BPS prediksi tern positif produksi padi
TABLOIDSINARTANI.COM, Jakarta---Meski ada ancaman El Nino, Badan Pusat Statistik (BPS) memprediksi produksi padi dan beras pada Semester I 2026 menunjukkan tren yang relatif stabil. Bahkan ada kecenderungan meningkat dibandingkan periode yang sama tahun sebelumnya.
Deputi Bidang Statistik Distribusi dan Jasa, Ateng Hartono mengatakan, BPS memperkiraan total produksi beras pada Januari–Juni 2026 mencapai 19,31 juta ton beras atau meningkat 0,05 juta ton atau 0,26 persen dibandingkan periode yang sama tahun 2025 yang sebesar 19,26 juta ton.
Saat jumpa pers Senin (4/5), Ateng mengatakan, produksi beras pada Maret 2026 diperkirakan sebesar 5,04 juta ton, dengan potensi produksi April–Juni 2026 mencapai 9,61 juta ton beras.
Dari sisi produksi padi dalam bentuk Gabah Kering Giling (GKG), Ateng menjelaskan total produksi Januari–Juni 2026 diperkirakan mencapai 33,52 juta ton GKG. Angka ini meningkat 0,09 juta ton atau 0,26 persen dibandingkan periode yang sama tahun sebelumnya.
Sementara berdasarkan hasil Survei KSA Maret 2026, produksi padi pada Maret 2026 diperkirakan sebesar 8,75 juta ton GKG. Sedangkan potensi produksi April–Juni 2026 mencapai 16,68 juta ton GKG.
Selanjutnya produksi dalam bentuk Gabah Kering Panen (GKP), Ateng mengungkapkan, total produksi Januari–Juni 2026 diperkirakan sebesar 40,08 juta ton GKP. “Ini meningkat 0,14 juta ton atau 0,35 persen dibandingkan periode yang sama tahun 2025 yang sebesar 39,94 juta ton GKP,” ujarnya.
Ia menambahkan, produksi GKP pada Maret 2026 diperkirakan mencapai 10,48 juta ton, dengan potensi produksi April–Juni 2026 sebesar 19,93 juta ton GKP.
Dari sisi luas panen, Ateng menegaskan bahwa terdapat peningkatan. Perkiraan total luas panen padi pada Januari–Juni 2026 mencapai 6,27 juta hektare atau meningkat 0,01 juta hektare (0,22 persen) dibandingkan periode yang sama tahun lalu.
Sedangkan realisasi luas panen pada Maret 2026 sebesar 1,61 juta hektare, dengan potensi luas panen April–Juni 2026 diperkirakan mencapai 3,16 juta hektare.
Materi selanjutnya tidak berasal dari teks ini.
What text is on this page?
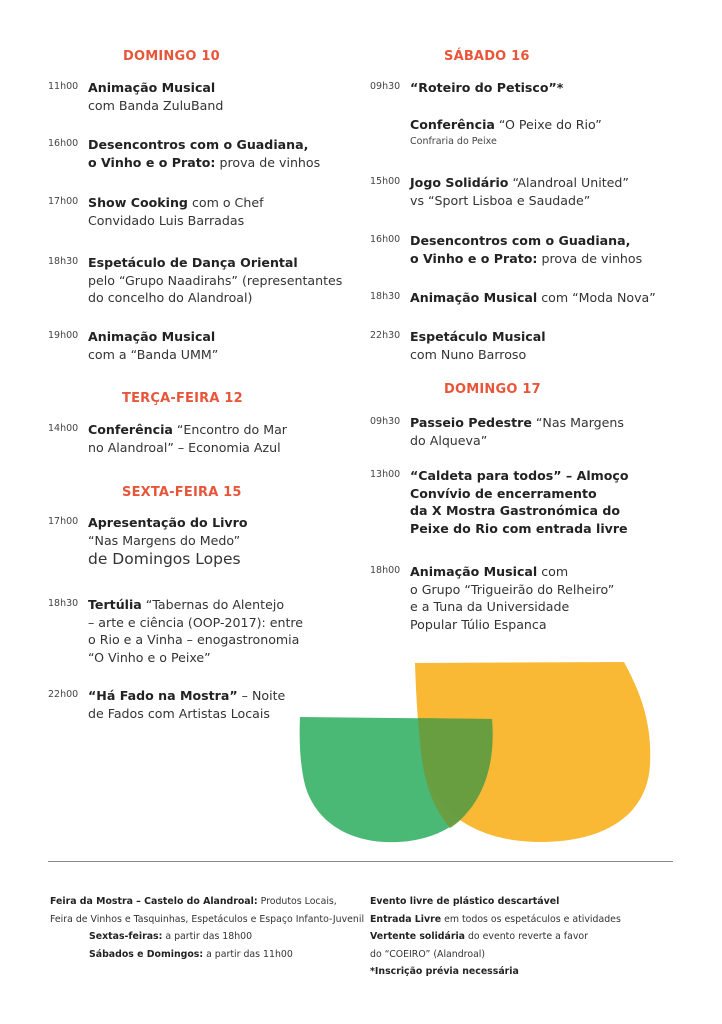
DOMINGO 10
11h00 Animação Musical
com Banda ZuluBand
16h00 Desencontros com o Guadiana,
o Vinho e o Prato: prova de vinhos
17h00 Show Cooking com o Chef
Convidado Luis Barradas
18h30 Espetáculo de Dança Oriental
pelo “Grupo Naadirahs” (representantes
do concelho do Alandroal)
19h00 Animação Musical
com a “Banda UMM”
TERÇA-FEIRA 12
14h00 Conferência “Encontro do Mar
no Alandroal” – Economia Azul
SEXTA-FEIRA 15
17h00 Apresentação do Livro
“Nas Margens do Medo”
de Domingos Lopes
18h30 Tertúlia “Tabernas do Alentejo
– arte e ciência (OOP-2017): entre
o Rio e a Vinha – enogastronomia
“O Vinho e o Peixe”
22h00 “Há Fado na Mostra” – Noite
de Fados com Artistas Locais
SÁBADO 16
09h30 “Roteiro do Petisco”*
Conferência “O Peixe do Rio”
Confraria do Peixe
15h00 Jogo Solidário “Alandroal United”
vs “Sport Lisboa e Saudade”
16h00 Desencontros com o Guadiana,
o Vinho e o Prato: prova de vinhos
18h30 Animação Musical com “Moda Nova”
22h30 Espetáculo Musical
com Nuno Barroso
DOMINGO 17
09h30 Passeio Pedestre “Nas Margens
do Alqueva”
13h00 “Caldeta para todos” – Almoço
Convívio de encerramento
da X Mostra Gastronómica do
Peixe do Rio com entrada livre
18h00 Animação Musical com
o Grupo “Trigueirão do Relheiro”
e a Tuna da Universidade
Popular Túlio Espanca
Feira da Mostra – Castelo do Alandroal: Produtos Locais,
Feira de Vinhos e Tasquinhas, Espetáculos e Espaço Infanto-Juvenil
Sextas-feiras: a partir das 18h00
Sábados e Domingos: a partir das 11h00
Evento livre de plástico descartável
Entrada Livre em todos os espetáculos e atividades
Vertente solidária do evento reverte a favor
do “COEIRO” (Alandroal)
*Inscrição prévia necessária
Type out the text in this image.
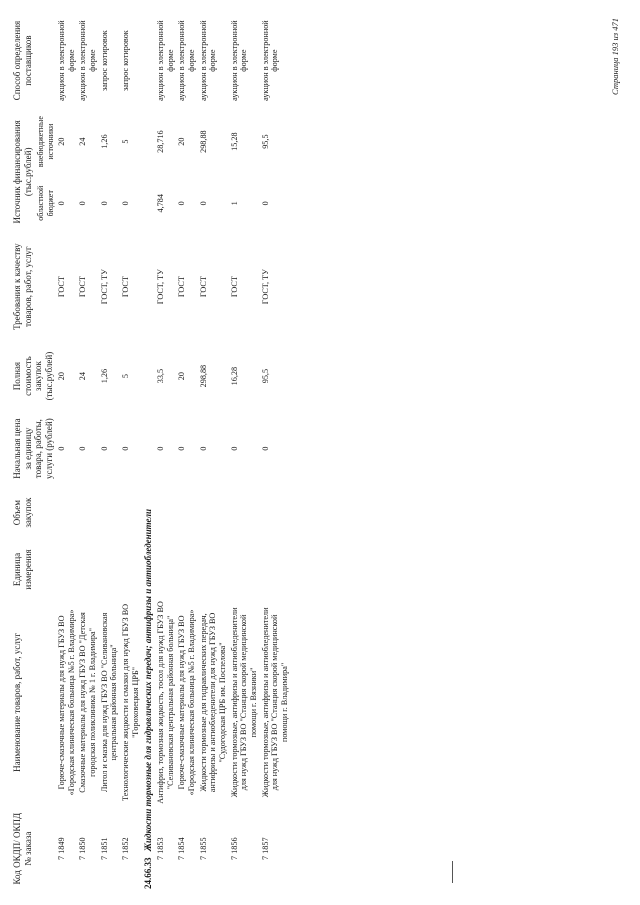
Код ОКДП/ ОКПД № заказа	Наименование товаров, работ, услуг	Единица измерения	Объем закупок	Начальная цена за единицу товара, работы, услуги (рублей)	Полная стоимость закупок (тыс.рублей)	Требования к качеству товаров, работ, услуг	Источник финансирования (тыс.рублей)		Способ определения поставщиков
							областной бюджет	внебюджетные источники	
7 1849	Горюче-смазочные материалы для нужд ГБУЗ ВО «Городская клиническая больница №5 г. Владимира»			0	20	ГОСТ	0	20	аукцион в электронной форме
7 1850	Смазочные материалы для нужд ГБУЗ ВО "Детская городская поликлиника № 1 г. Владимира"			0	24	ГОСТ	0	24	аукцион в электронной форме
7 1851	Литол и смазка для нужд ГБУЗ ВО "Селивановская центральная районная больница"			0	1,26	ГОСТ, ТУ	0	1,26	запрос котировок
7 1852	Технологические жидкости и смазки для нужд ГБУЗ ВО "Гороховецкая ЦРБ"			0	5	ГОСТ	0	5	запрос котировок
24.66.33 Жидкости тормозные для гидравлических передач; антифризы и антиобледенители									
7 1853	Антифриз, тормозная жидкость, тосол для нужд ГБУЗ ВО "Селивановская центральная районная больница"			0	33,5	ГОСТ, ТУ	4,784	28,716	аукцион в электронной форме
7 1854	Горюче-смазочные материалы для нужд ГБУЗ ВО «Городская клиническая больница №5 г. Владимира»			0	20	ГОСТ	0	20	аукцион в электронной форме
7 1855	Жидкости тормозные для гидравлических передач, антифризы и антиобледенители для нужд ГБУЗ ВО "Судогодская ЦРБ им. Поспелова"			0	298,88	ГОСТ	0	298,88	аукцион в электронной форме
7 1856	Жидкости тормозные, антифризы и антиобледенители для нужд ГБУЗ ВО "Станция скорой медицинской помощи г. Вязники"			0	16,28	ГОСТ	1	15,28	аукцион в электронной форме
7 1857	Жидкости тормозные, антифризы и антиобледенители для нужд ГБУЗ ВО "Станция скорой медицинской помощи г. Владимира"			0	95,5	ГОСТ, ТУ	0	95,5	аукцион в электронной форме	Страница 193 из 471
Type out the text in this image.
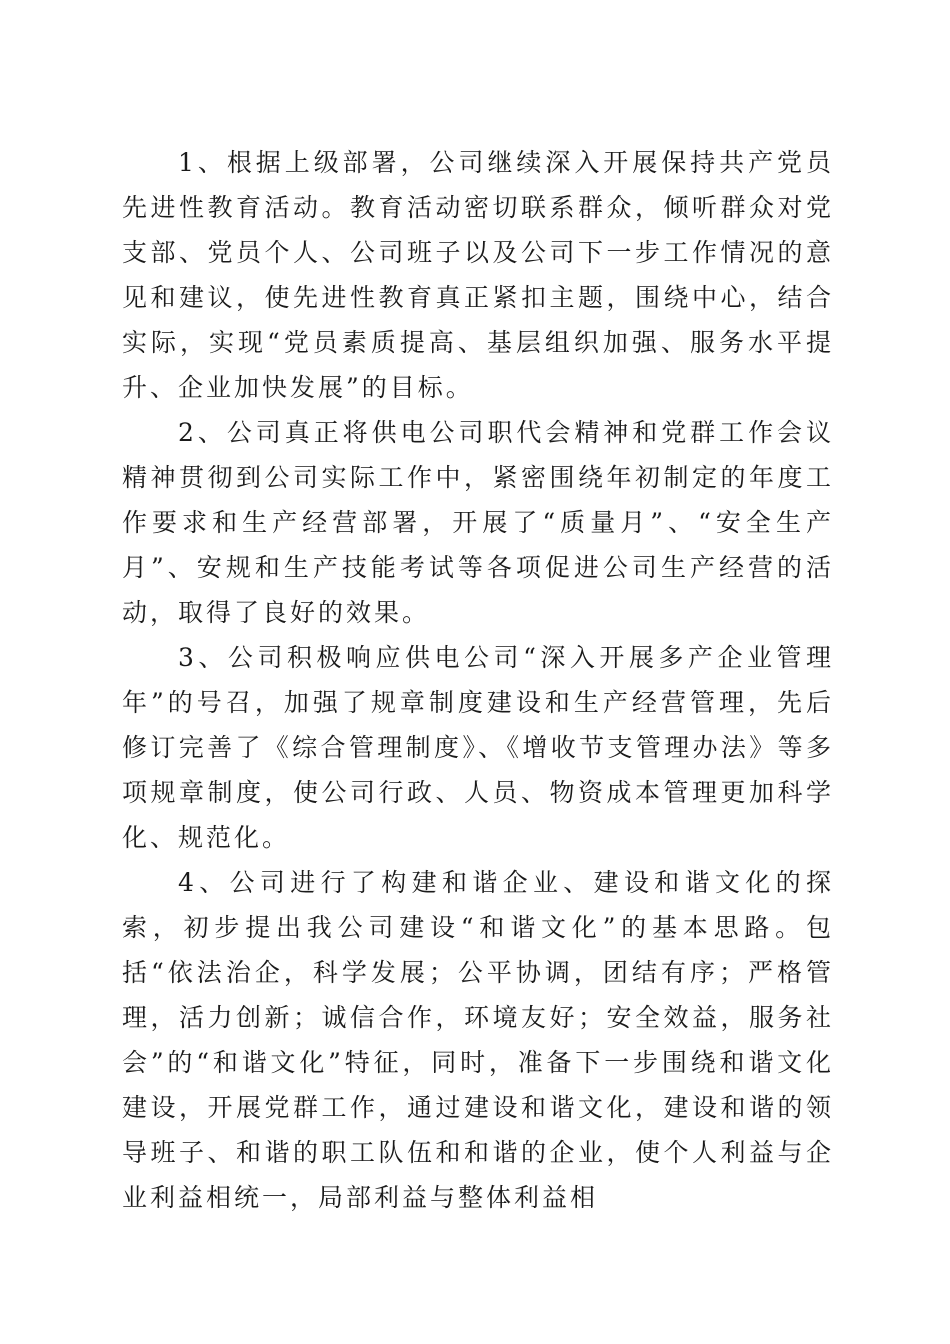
1、根据上级部署，公司继续深入开展保持共产党员先进性教育活动。教育活动密切联系群众，倾听群众对党支部、党员个人、公司班子以及公司下一步工作情况的意见和建议，使先进性教育真正紧扣主题，围绕中心，结合实际，实现“党员素质提高、基层组织加强、服务水平提升、企业加快发展”的目标。

2、公司真正将供电公司职代会精神和党群工作会议精神贯彻到公司实际工作中，紧密围绕年初制定的年度工作要求和生产经营部署，开展了“质量月”、“安全生产月”、安规和生产技能考试等各项促进公司生产经营的活动，取得了良好的效果。

3、公司积极响应供电公司“深入开展多产企业管理年”的号召，加强了规章制度建设和生产经营管理，先后修订完善了《综合管理制度》、《增收节支管理办法》等多项规章制度，使公司行政、人员、物资成本管理更加科学化、规范化。

4、公司进行了构建和谐企业、建设和谐文化的探索，初步提出我公司建设“和谐文化”的基本思路。包括“依法治企，科学发展；公平协调，团结有序；严格管理，活力创新；诚信合作，环境友好；安全效益，服务社会”的“和谐文化”特征，同时，准备下一步围绕和谐文化建设，开展党群工作，通过建设和谐文化，建设和谐的领导班子、和谐的职工队伍和和谐的企业，使个人利益与企业利益相统一，局部利益与整体利益相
Ateng menegaskan bahwa capaian ini menunjukkan adanya konsistensi produksi padi nasional yang tetap terjaga. “Produksi masih ditopang oleh fase panen yang berlangsung pada triwulan kedua, meskipun ke depan tetap perlu diwaspadai faktor cuaca dan kondisi sumber daya air,” katanya.